Friday, 03/21/2014 11:08:15 PM

Friday, March 21, 2014 11:08:15 PM

Post# of 866829
Obit posted:

There are no identifiable "defects" in the Fairholme taking claims lawsuit in the US Court of Federal Claims that can be readily pointed out. What would such defects be in a takings claim lawsuit against the USA?

Chessmasters response:
By "defects" I mean that if we lost on "point A", then we could possibly still win by persuing "point B".

One advantage the Plaintif's seem to have: The Plaintiff's, even if we "lost it all" could file a somewhat similar lawsuit, perhaps even in a different state/district court, but while learning, and correcting the errors made in the previous suit.
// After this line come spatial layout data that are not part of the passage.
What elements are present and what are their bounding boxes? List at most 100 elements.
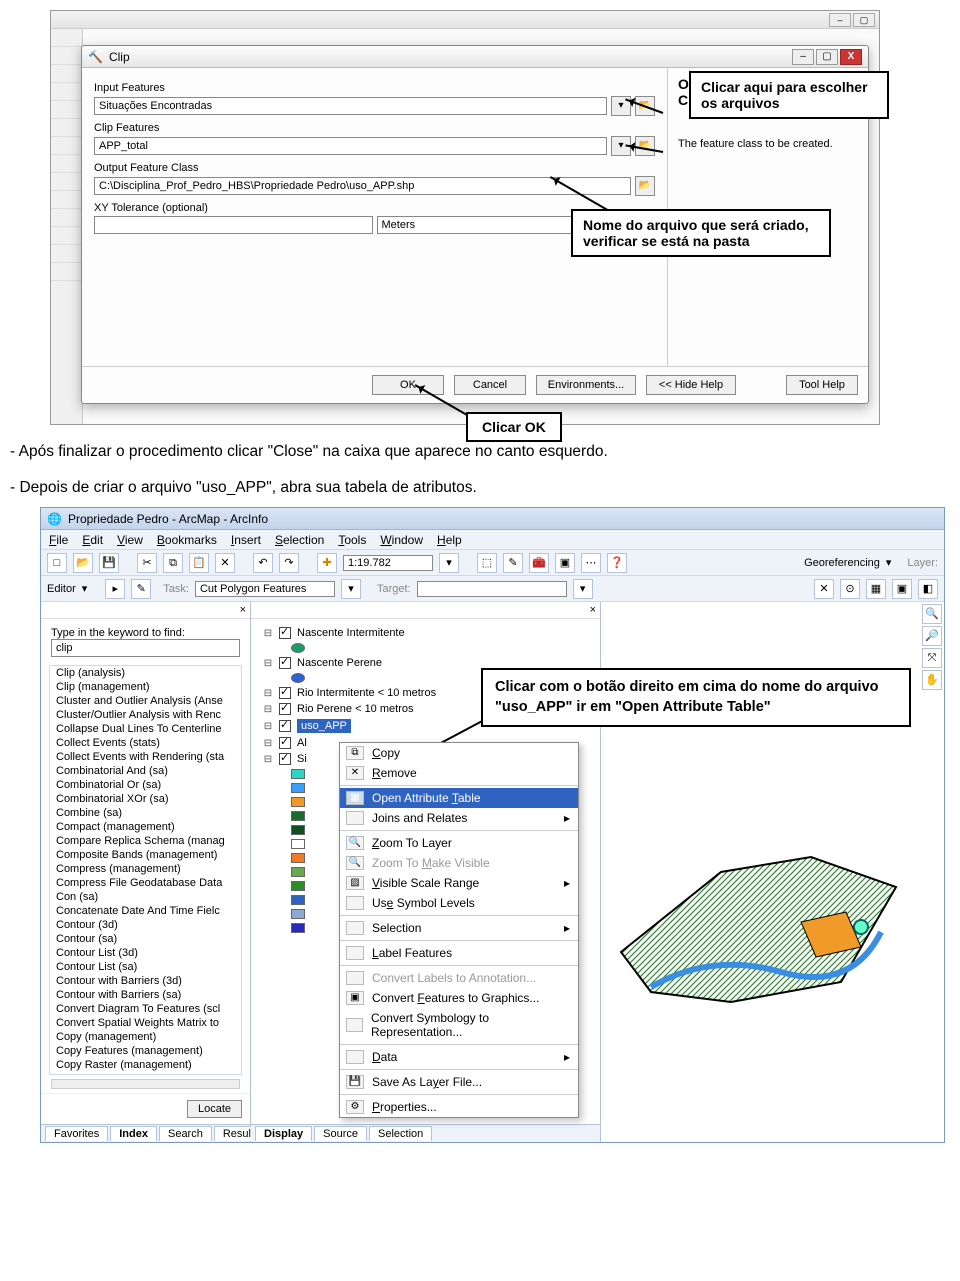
tool-result-item[interactable]: Contour with Barriers (sa) bbox=[50, 988, 241, 1002]
menu-properties[interactable]: ⚙Properties... bbox=[340, 1097, 578, 1117]
menu-save-layer[interactable]: 💾Save As Layer File... bbox=[340, 1072, 578, 1092]
menu-tools[interactable]: Tools bbox=[338, 533, 366, 547]
tool-result-item[interactable]: Convert Spatial Weights Matrix to bbox=[50, 1016, 241, 1030]
layer-name[interactable]: Nascente Intermitente bbox=[297, 627, 405, 639]
tool-result-item[interactable]: Compact (management) bbox=[50, 820, 241, 834]
menu-edit[interactable]: Edit bbox=[82, 533, 103, 547]
scale-input[interactable] bbox=[343, 555, 433, 571]
menu-label-features[interactable]: Label Features bbox=[340, 943, 578, 963]
tab-display[interactable]: Display bbox=[255, 1126, 312, 1141]
menu-view[interactable]: View bbox=[117, 533, 143, 547]
tool-result-item[interactable]: Combinatorial XOr (sa) bbox=[50, 792, 241, 806]
layer-name[interactable]: Rio Perene < 10 metros bbox=[297, 703, 413, 715]
task-value[interactable] bbox=[195, 581, 335, 597]
toc-tabs[interactable]: DisplaySourceSelection bbox=[251, 1124, 600, 1142]
menu-bookmarks[interactable]: Bookmarks bbox=[157, 533, 217, 547]
undo-icon[interactable]: ↶ bbox=[253, 553, 273, 573]
new-icon[interactable]: □ bbox=[47, 553, 67, 573]
tool-result-item[interactable]: Compress File Geodatabase Data bbox=[50, 876, 241, 890]
delete-icon[interactable]: ✕ bbox=[215, 553, 235, 573]
checkbox-icon[interactable] bbox=[279, 720, 291, 732]
save-icon[interactable]: 💾 bbox=[99, 553, 119, 573]
tool-result-item[interactable]: Contour (3d) bbox=[50, 918, 241, 932]
target-value[interactable] bbox=[417, 581, 567, 597]
add-data-icon[interactable]: ✚ bbox=[317, 553, 337, 573]
tool-result-item[interactable]: Contour List (3d) bbox=[50, 946, 241, 960]
layer-uso-app[interactable]: uso_APP bbox=[297, 719, 351, 733]
checkbox-icon[interactable] bbox=[279, 703, 291, 715]
layer-name[interactable]: Al bbox=[297, 737, 307, 749]
misc-icon[interactable]: ⊙ bbox=[840, 579, 860, 599]
dropdown-icon[interactable]: ▾ bbox=[573, 579, 593, 599]
search-input[interactable] bbox=[51, 639, 240, 657]
menu-bar[interactable]: File Edit View Bookmarks Insert Selectio… bbox=[41, 530, 944, 550]
checkbox-icon[interactable] bbox=[279, 753, 291, 765]
dropdown-icon[interactable]: ▾ bbox=[439, 553, 459, 573]
menu-remove[interactable]: ✕Remove bbox=[340, 763, 578, 783]
menu-copy[interactable]: ⧉Copy bbox=[340, 743, 578, 763]
dialog-close-icon[interactable]: X bbox=[840, 49, 862, 65]
misc-icon[interactable]: ✕ bbox=[814, 579, 834, 599]
tool-result-item[interactable]: Composite Bands (management) bbox=[50, 848, 241, 862]
tool-result-item[interactable]: Collect Events (stats) bbox=[50, 736, 241, 750]
misc-icon[interactable]: ▣ bbox=[892, 579, 912, 599]
menu-selection[interactable]: Selection▸ bbox=[340, 918, 578, 938]
tab-index[interactable]: Index bbox=[110, 1126, 157, 1141]
dropdown-icon[interactable]: ▾ bbox=[341, 579, 361, 599]
hide-help-button[interactable]: << Hide Help bbox=[646, 375, 736, 395]
scrollbar[interactable] bbox=[51, 1079, 240, 1089]
menu-open-attribute-table[interactable]: ▦Open Attribute Table bbox=[340, 788, 578, 808]
cancel-button[interactable]: Cancel bbox=[454, 375, 526, 395]
tool-result-item[interactable]: Combinatorial Or (sa) bbox=[50, 778, 241, 792]
command-line-icon[interactable]: ▣ bbox=[555, 553, 575, 573]
layer-name[interactable]: Nascente Perene bbox=[297, 657, 382, 669]
tool-result-item[interactable]: Copy Raster (management) bbox=[50, 1058, 241, 1072]
misc-icon[interactable]: ▦ bbox=[866, 579, 886, 599]
tool-result-item[interactable]: Convert Diagram To Features (scl bbox=[50, 1002, 241, 1016]
misc-icon[interactable]: ◧ bbox=[918, 579, 938, 599]
xy-tolerance-field[interactable] bbox=[94, 216, 373, 234]
menu-help[interactable]: Help bbox=[437, 533, 462, 547]
menu-data[interactable]: Data▸ bbox=[340, 1047, 578, 1067]
layer-name[interactable]: Si bbox=[297, 753, 307, 765]
maximize-icon[interactable]: ▢ bbox=[853, 13, 875, 27]
tool-help-button[interactable]: Tool Help bbox=[786, 375, 858, 395]
menu-insert[interactable]: Insert bbox=[231, 533, 261, 547]
sketch-tool-icon[interactable]: ✎ bbox=[131, 579, 151, 599]
tool-result-item[interactable]: Concatenate Date And Time Fielc bbox=[50, 904, 241, 918]
tool-result-item[interactable]: Clip (analysis) bbox=[50, 666, 241, 680]
tool-result-item[interactable]: Contour List (sa) bbox=[50, 960, 241, 974]
tool-result-item[interactable]: Copy Features (management) bbox=[50, 1044, 241, 1058]
menu-file[interactable]: File bbox=[49, 533, 68, 547]
menu-selection[interactable]: Selection bbox=[275, 533, 324, 547]
full-extent-icon[interactable]: ⤧ bbox=[922, 648, 942, 668]
open-icon[interactable]: 📂 bbox=[73, 553, 93, 573]
tool-result-item[interactable]: Clip (management) bbox=[50, 680, 241, 694]
ok-button[interactable]: OK bbox=[372, 375, 444, 395]
tool-result-item[interactable]: Contour with Barriers (3d) bbox=[50, 974, 241, 988]
input-features-field[interactable] bbox=[94, 97, 607, 115]
tool-result-item[interactable]: Compress (management) bbox=[50, 862, 241, 876]
minimize-icon[interactable]: – bbox=[829, 13, 851, 27]
edit-tool-icon[interactable]: ▸ bbox=[105, 579, 125, 599]
close-panel-icon[interactable]: × bbox=[240, 604, 246, 616]
menu-joins-relates[interactable]: Joins and Relates▸ bbox=[340, 808, 578, 828]
tab-selection[interactable]: Selection bbox=[369, 1126, 432, 1141]
dialog-min-icon[interactable]: – bbox=[792, 49, 814, 65]
menu-convert-features[interactable]: ▣Convert Features to Graphics... bbox=[340, 988, 578, 1008]
copy-icon[interactable]: ⧉ bbox=[163, 553, 183, 573]
tool-result-item[interactable]: Cluster and Outlier Analysis (Anse bbox=[50, 694, 241, 708]
tool-result-item[interactable]: Con (sa) bbox=[50, 890, 241, 904]
tool-results-list[interactable]: Clip (analysis)Clip (management)Cluster … bbox=[49, 665, 242, 1075]
browse-output-icon[interactable]: 📂 bbox=[635, 176, 655, 196]
editor-toolbar-icon[interactable]: ✎ bbox=[503, 553, 523, 573]
dialog-max-icon[interactable]: ▢ bbox=[816, 49, 838, 65]
editor-menu[interactable]: Editor bbox=[47, 583, 76, 595]
zoom-in-icon[interactable]: 🔍 bbox=[922, 604, 942, 624]
environments-button[interactable]: Environments... bbox=[536, 375, 636, 395]
menu-convert-symbology[interactable]: Convert Symbology to Representation... bbox=[340, 1008, 578, 1042]
checkbox-icon[interactable] bbox=[279, 687, 291, 699]
arctoolbox-icon[interactable]: 🧰 bbox=[529, 553, 549, 573]
tool-result-item[interactable]: Copy (management) bbox=[50, 1030, 241, 1044]
whatsthis-icon[interactable]: ❓ bbox=[607, 553, 627, 573]
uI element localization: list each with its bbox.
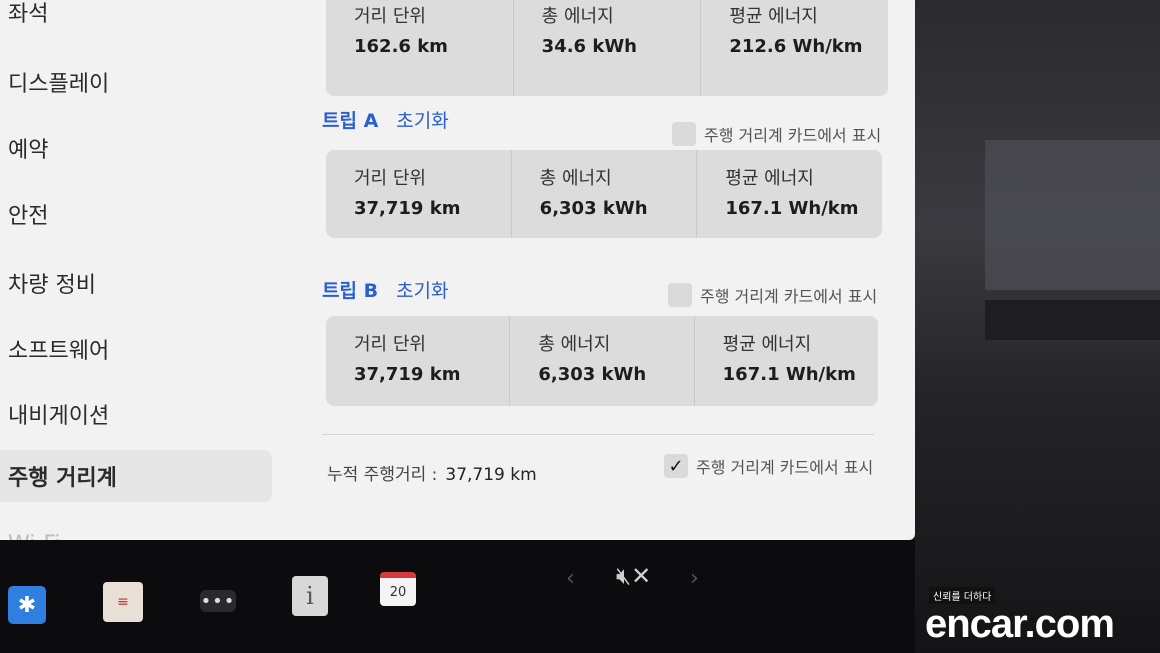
trip-b-card: 거리 단위 37,719 km 총 에너지 6,303 kWh 평균 에너지 1… <box>326 316 878 406</box>
odometer-panel: 거리 단위 162.6 km 총 에너지 34.6 kWh 평균 에너지 212… <box>322 0 892 540</box>
bluetooth-glyph: ✱ <box>17 592 37 618</box>
bluetooth-icon[interactable]: ✱ <box>8 586 46 624</box>
sidebar-item-navigation[interactable]: 내비게이션 <box>0 388 272 440</box>
sidebar-item-label: 예약 <box>8 138 49 163</box>
notes-glyph: ≡ <box>117 594 129 610</box>
right-arrow-glyph: › <box>690 566 699 591</box>
trip-b-show-toggle[interactable]: 주행 거리계 카드에서 표시 <box>668 283 877 307</box>
trip-b-show-label: 주행 거리계 카드에서 표시 <box>700 287 878 306</box>
trip-b-distance-label: 거리 단위 <box>354 334 426 355</box>
sidebar-item-service[interactable]: 차량 정비 <box>0 257 272 309</box>
recent-trip-card: 거리 단위 162.6 km 총 에너지 34.6 kWh 평균 에너지 212… <box>326 0 888 96</box>
odometer-label: 누적 주행거리 : <box>327 465 438 485</box>
sidebar-item-software[interactable]: 소프트웨어 <box>0 323 272 375</box>
sidebar-item-schedule[interactable]: 예약 <box>0 122 272 174</box>
sidebar-item-label: 차량 정비 <box>8 273 96 298</box>
trip-a-avg-energy-cell: 평균 에너지 167.1 Wh/km <box>697 150 882 238</box>
check-icon: ✓ <box>668 455 684 477</box>
settings-sidebar: 좌석 디스플레이 예약 안전 차량 정비 소프트웨어 내비게이션 주행 거리계 … <box>0 0 275 540</box>
trip-b-reset-button[interactable]: 초기화 <box>396 276 448 303</box>
avg-energy-label: 평균 에너지 <box>729 6 818 27</box>
trip-b-title: 트립 B <box>322 279 379 302</box>
sidebar-item-display[interactable]: 디스플레이 <box>0 56 272 108</box>
odometer-checkbox[interactable]: ✓ <box>664 454 688 478</box>
more-apps-icon[interactable]: ••• <box>200 590 236 612</box>
sidebar-item-label: 안전 <box>8 204 49 229</box>
trip-a-avg-energy-value: 167.1 Wh/km <box>725 198 859 219</box>
avg-energy-value: 212.6 Wh/km <box>729 36 863 57</box>
volume-up-icon[interactable]: › <box>690 566 699 591</box>
trip-b-energy-cell: 총 에너지 6,303 kWh <box>510 316 695 406</box>
distance-label: 거리 단위 <box>354 6 426 27</box>
info-glyph: i <box>306 582 314 610</box>
energy-value: 34.6 kWh <box>541 36 637 57</box>
trip-b-header: 트립 B 초기화 <box>322 274 449 304</box>
trip-a-reset-button[interactable]: 초기화 <box>396 106 448 133</box>
sidebar-item-wifi[interactable]: Wi-Fi <box>0 518 272 541</box>
trip-b-avg-energy-cell: 평균 에너지 167.1 Wh/km <box>695 316 878 406</box>
taskbar: ✱ ≡ ••• i 20 ‹ 🔇︎✕ › <box>0 540 915 653</box>
trip-a-title: 트립 A <box>322 109 379 132</box>
total-odometer: 누적 주행거리 : 37,719 km <box>327 460 537 485</box>
sidebar-item-label: 소프트웨어 <box>8 339 110 364</box>
sidebar-item-label: 주행 거리계 <box>8 466 117 491</box>
sidebar-item-label: Wi-Fi <box>8 532 61 541</box>
calendar-day: 20 <box>389 584 407 600</box>
distance-cell: 거리 단위 162.6 km <box>326 0 514 96</box>
trip-b-energy-label: 총 에너지 <box>538 334 611 355</box>
trip-a-energy-value: 6,303 kWh <box>539 198 648 219</box>
odometer-value: 37,719 km <box>445 465 537 485</box>
background-shadow <box>985 300 1160 340</box>
sidebar-item-label: 디스플레이 <box>8 72 110 97</box>
left-arrow-glyph: ‹ <box>566 566 575 591</box>
mute-icon[interactable]: 🔇︎✕ <box>616 562 651 590</box>
encar-watermark: 신뢰를 더하다 encar.com <box>925 585 1155 644</box>
energy-cell: 총 에너지 34.6 kWh <box>514 0 702 96</box>
manual-info-icon[interactable]: i <box>292 576 328 616</box>
background-outside-screen <box>915 0 1160 653</box>
calendar-icon[interactable]: 20 <box>380 572 416 606</box>
mute-glyph: 🔇︎✕ <box>616 562 652 590</box>
trip-a-distance-label: 거리 단위 <box>354 168 426 189</box>
energy-label: 총 에너지 <box>541 6 614 27</box>
trip-b-energy-value: 6,303 kWh <box>538 364 647 385</box>
trip-b-checkbox[interactable] <box>668 283 692 307</box>
odometer-show-toggle[interactable]: ✓ 주행 거리계 카드에서 표시 <box>664 454 873 478</box>
trip-b-distance-cell: 거리 단위 37,719 km <box>326 316 511 406</box>
watermark-brand: encar.com <box>925 602 1115 646</box>
trip-a-card: 거리 단위 37,719 km 총 에너지 6,303 kWh 평균 에너지 1… <box>326 150 882 238</box>
divider <box>322 434 874 435</box>
more-glyph: ••• <box>200 590 236 612</box>
trip-a-show-toggle[interactable]: 주행 거리계 카드에서 표시 <box>672 122 881 146</box>
sidebar-item-seats[interactable]: 좌석 <box>0 0 272 38</box>
trip-a-distance-cell: 거리 단위 37,719 km <box>326 150 512 238</box>
sidebar-item-odometer[interactable]: 주행 거리계 <box>0 450 272 502</box>
sidebar-item-label: 내비게이션 <box>8 404 110 429</box>
trip-a-energy-label: 총 에너지 <box>539 168 612 189</box>
settings-screen: 좌석 디스플레이 예약 안전 차량 정비 소프트웨어 내비게이션 주행 거리계 … <box>0 0 915 540</box>
trip-b-avg-energy-value: 167.1 Wh/km <box>722 364 856 385</box>
trip-b-avg-energy-label: 평균 에너지 <box>722 334 812 355</box>
sidebar-item-label: 좌석 <box>8 2 49 27</box>
trip-a-header: 트립 A 초기화 <box>322 104 449 134</box>
background-reflection <box>985 140 1160 290</box>
odometer-show-label: 주행 거리계 카드에서 표시 <box>696 458 874 477</box>
trip-a-avg-energy-label: 평균 에너지 <box>725 168 814 189</box>
volume-down-icon[interactable]: ‹ <box>566 566 575 591</box>
trip-a-show-label: 주행 거리계 카드에서 표시 <box>704 126 882 145</box>
avg-energy-cell: 평균 에너지 212.6 Wh/km <box>701 0 888 96</box>
sidebar-item-safety[interactable]: 안전 <box>0 188 272 240</box>
trip-a-distance-value: 37,719 km <box>354 198 461 219</box>
trip-a-energy-cell: 총 에너지 6,303 kWh <box>512 150 698 238</box>
notes-app-icon[interactable]: ≡ <box>103 582 143 622</box>
trip-b-distance-value: 37,719 km <box>354 364 461 385</box>
trip-a-checkbox[interactable] <box>672 122 696 146</box>
distance-value: 162.6 km <box>354 36 448 57</box>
This seems to happen because the plaintiffs do not necessarily argue every possible or plausable issue, but only the "best shots". And, there may be multiple "best shots" and the attorney needs to choose which he thinks are his best routes. He could also change his mind, sometimes after "discovery" reveals more information that he did not have available with the "old" lawsuit.

Of course, the government can appeal a shareholder favorable ruling to the US Supreme Court, where I assume all Federal District Courts are appealed. It would appear that the case would almost certainly be appealed regardless of the outcome, because the stakes are so high.

Im sure you are aware that the odds are very long against either side successfully appealing to SCOTUS, since most of the time the writ of Certiorari is denied and the case wont be even heard by SCOTUS.